Similarly, TCP announced that it has withdrawn the previously announced offer to
convert preferred shares, no par value, into common shares, no par value, of TCP
at a ratio of one to one, up to a limit of 78,752,717,772 in the aggregate for
all shareholders. Preferred shares for which an election to convert has been
submitted will be promptly freed for trading.

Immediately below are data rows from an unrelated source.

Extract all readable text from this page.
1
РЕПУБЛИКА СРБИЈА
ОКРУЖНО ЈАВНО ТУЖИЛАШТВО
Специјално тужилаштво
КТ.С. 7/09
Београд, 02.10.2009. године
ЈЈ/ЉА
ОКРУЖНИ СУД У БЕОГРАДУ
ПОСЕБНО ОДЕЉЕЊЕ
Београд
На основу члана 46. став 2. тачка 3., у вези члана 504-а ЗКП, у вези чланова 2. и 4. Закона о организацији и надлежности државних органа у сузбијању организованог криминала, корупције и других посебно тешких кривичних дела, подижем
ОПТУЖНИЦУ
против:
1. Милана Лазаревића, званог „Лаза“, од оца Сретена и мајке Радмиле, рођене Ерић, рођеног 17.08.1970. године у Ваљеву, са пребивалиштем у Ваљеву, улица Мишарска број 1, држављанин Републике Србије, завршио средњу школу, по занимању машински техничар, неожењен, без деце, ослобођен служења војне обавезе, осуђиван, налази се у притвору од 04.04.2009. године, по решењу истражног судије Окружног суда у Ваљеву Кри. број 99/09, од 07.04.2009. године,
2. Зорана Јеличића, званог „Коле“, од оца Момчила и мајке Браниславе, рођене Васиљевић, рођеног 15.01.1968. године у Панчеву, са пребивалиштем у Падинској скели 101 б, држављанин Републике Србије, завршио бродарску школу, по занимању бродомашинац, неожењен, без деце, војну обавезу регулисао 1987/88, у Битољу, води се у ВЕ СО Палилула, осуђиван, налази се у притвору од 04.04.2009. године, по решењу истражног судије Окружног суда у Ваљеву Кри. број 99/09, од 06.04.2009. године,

TCP and TCO took these actions in light of the statement by the Comissao de
Valores Mobiliarios (the Brazilian Securities Commission, or "CVM") on December
26, 2003 that the proposed merger of shares, in the CVM's opinion, "violates
applicable laws" and the consequent suspension by TCP and TCO of the
shareholders' meetings previously scheduled for January 7, 2004. Although TCP
and TCO disagree with the arguments and conclusion stated in the CVM's decision
and continue to be of the opinion that the merger of shares would be the best
alternative for both companies and their shareholders, they believe the CVM's
decision makes the implementation of the merger of shares, as originally
proposed, uncertain due to the potential obstacles that may be created by third
parties. Taking into account the best interest of their shareholders, therefore,
management of TCP and TCO have concluded that the best decision in light of the
situation is to cancel the merger of shares and withdraw the offer to convert.